Over the summer, signs of a more extensive weakening of global demand and world trade emerged. The recovery lost steam in the US, and indicators for world trade suggest a further weakening into the third quarter. Global output is now projected to grow by some 4% in 2011, a downward revision of about ½ percentage point compared to the spring forecast. Financial market conditions deteriorated on the back of contagion of the sovereign debt concerns in the euro area and anxiety about the outlook for growth and fiscal sustainability in the US.

GDP growth in the EU in the second half of 2011 is now expected to be subdued, coming to a virtual standstill towards the end of the year. Net exports, which were again the main driver of growth in the second quarter, are set to become less dynamic. Business and consumer survey data have deteriorated sharply since the spring, indicating a weakening of domestic demand in the second half of the year and possibly beyond the horizon of the interim forecast. Ongoing balance-sheet adjustment is likely to contribute to the weakness of domestic demand. Financial market stress is set to dent confidence and increase investment cost.

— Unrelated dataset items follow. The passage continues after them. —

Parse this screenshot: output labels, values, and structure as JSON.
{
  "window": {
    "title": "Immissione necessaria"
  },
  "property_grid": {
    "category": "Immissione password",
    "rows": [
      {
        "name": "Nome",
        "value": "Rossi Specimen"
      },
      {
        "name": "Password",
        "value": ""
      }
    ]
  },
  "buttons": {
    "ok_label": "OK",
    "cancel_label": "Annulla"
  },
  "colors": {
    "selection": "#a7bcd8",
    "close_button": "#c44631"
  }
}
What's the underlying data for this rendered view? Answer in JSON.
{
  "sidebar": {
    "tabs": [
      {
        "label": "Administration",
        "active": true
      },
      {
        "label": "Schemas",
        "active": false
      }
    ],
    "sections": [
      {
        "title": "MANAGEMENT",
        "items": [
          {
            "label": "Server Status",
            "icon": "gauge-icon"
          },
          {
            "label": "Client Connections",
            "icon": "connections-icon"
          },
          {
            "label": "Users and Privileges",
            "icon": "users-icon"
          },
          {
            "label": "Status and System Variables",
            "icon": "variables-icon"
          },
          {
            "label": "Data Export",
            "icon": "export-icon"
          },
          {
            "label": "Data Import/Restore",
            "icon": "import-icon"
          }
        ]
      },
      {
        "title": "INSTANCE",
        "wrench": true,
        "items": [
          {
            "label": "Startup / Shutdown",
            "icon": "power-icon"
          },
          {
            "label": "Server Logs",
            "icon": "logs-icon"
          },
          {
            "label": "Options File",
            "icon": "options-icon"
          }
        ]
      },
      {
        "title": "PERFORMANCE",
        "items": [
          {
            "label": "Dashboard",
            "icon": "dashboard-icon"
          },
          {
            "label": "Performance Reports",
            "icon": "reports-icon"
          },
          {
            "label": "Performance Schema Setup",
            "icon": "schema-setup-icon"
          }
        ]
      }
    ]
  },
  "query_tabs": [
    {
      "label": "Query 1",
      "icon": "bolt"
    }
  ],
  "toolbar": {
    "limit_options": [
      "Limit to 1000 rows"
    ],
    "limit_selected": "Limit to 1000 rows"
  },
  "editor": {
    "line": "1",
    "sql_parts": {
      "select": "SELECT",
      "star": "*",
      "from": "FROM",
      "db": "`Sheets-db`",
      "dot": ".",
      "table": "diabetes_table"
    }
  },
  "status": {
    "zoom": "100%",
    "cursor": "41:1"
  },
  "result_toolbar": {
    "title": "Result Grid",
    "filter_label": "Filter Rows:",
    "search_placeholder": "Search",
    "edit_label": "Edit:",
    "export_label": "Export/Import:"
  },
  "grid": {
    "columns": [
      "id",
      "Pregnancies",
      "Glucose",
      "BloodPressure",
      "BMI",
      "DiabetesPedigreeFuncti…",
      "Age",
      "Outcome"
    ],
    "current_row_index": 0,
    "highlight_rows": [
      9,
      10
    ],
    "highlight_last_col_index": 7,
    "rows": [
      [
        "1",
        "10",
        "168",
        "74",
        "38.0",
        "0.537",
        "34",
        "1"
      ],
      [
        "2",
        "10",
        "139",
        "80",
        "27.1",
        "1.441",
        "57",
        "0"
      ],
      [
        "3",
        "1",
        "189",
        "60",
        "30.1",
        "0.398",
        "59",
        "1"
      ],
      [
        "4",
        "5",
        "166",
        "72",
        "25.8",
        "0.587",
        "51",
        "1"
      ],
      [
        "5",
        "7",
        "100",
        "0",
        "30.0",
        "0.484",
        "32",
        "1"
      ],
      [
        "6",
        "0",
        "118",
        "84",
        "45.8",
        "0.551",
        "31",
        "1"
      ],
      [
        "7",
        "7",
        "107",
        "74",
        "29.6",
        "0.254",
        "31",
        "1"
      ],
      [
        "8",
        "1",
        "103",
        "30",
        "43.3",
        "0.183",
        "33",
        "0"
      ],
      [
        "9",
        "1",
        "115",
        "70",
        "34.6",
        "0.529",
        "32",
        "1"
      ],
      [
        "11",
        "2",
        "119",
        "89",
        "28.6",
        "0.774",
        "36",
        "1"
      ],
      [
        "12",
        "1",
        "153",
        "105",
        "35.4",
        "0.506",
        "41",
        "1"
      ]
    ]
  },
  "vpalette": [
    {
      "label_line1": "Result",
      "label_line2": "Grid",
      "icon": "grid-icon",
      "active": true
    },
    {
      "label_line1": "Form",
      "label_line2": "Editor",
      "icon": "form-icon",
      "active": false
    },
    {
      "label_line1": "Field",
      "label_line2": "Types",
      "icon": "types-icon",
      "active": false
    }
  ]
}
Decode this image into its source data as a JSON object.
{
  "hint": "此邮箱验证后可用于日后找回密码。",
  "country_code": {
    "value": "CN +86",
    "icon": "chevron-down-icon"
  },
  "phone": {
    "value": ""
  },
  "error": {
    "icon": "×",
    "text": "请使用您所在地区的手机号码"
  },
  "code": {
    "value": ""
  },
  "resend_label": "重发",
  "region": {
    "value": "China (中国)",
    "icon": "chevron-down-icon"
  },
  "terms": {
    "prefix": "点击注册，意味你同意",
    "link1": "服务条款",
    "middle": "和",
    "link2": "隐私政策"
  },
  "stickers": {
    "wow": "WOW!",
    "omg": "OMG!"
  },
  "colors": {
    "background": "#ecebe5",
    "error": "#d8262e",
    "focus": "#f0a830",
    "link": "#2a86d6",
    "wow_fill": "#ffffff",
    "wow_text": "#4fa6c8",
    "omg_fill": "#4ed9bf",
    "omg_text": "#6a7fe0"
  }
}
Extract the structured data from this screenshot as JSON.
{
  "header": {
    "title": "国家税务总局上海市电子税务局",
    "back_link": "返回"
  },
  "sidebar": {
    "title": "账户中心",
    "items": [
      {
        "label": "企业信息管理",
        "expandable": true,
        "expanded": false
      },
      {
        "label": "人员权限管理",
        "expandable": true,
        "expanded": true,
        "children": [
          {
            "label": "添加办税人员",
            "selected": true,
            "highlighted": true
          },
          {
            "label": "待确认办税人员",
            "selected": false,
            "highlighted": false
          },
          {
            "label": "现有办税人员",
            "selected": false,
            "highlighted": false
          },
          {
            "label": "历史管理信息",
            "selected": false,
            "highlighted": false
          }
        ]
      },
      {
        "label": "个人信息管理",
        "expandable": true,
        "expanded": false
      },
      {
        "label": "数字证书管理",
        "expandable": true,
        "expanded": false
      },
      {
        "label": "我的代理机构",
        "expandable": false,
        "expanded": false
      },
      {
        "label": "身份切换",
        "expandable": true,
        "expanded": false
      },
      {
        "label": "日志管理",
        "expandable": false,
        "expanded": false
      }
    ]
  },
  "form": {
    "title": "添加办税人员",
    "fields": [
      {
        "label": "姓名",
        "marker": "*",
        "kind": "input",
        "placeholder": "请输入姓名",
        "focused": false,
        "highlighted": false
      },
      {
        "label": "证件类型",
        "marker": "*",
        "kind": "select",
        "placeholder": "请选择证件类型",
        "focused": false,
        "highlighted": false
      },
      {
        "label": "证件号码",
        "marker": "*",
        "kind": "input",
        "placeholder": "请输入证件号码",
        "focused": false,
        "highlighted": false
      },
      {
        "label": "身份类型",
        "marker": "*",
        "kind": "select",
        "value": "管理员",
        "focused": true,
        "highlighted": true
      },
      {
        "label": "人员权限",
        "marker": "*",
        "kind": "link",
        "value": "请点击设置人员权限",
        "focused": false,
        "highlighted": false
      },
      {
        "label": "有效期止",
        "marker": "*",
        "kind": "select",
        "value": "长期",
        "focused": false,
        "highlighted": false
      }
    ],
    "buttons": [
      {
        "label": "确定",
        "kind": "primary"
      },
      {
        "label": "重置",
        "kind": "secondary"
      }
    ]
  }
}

Inflation is set to ease gradually

Inflation in the EU is now expected to moderate faster than envisaged in spring. It accelerated in the first half of the year, driven mostly by the energy component Commodity prices have, however, recently declined somewhat. With weaker economic growth going forward, HICP inflation in the EU and the euro area is expected to ease gradually, reaching respectively 2.9% and 2.5% for the year as a whole, and remaining above 2% until the end of 2011.

Risk assessment

Uncertainty about the economic outlook remains high. Some of the downside risks considered in the spring forecast have now materialised. In particular, the global economy has slowed down, and hopes that the sovereign debt crisis would gradually dissipate have been disappointed. The risks to growth remain tilted to the downside. Conversely, risks to the inflation outlook have now abated somewhat since spring and are considered as balanced.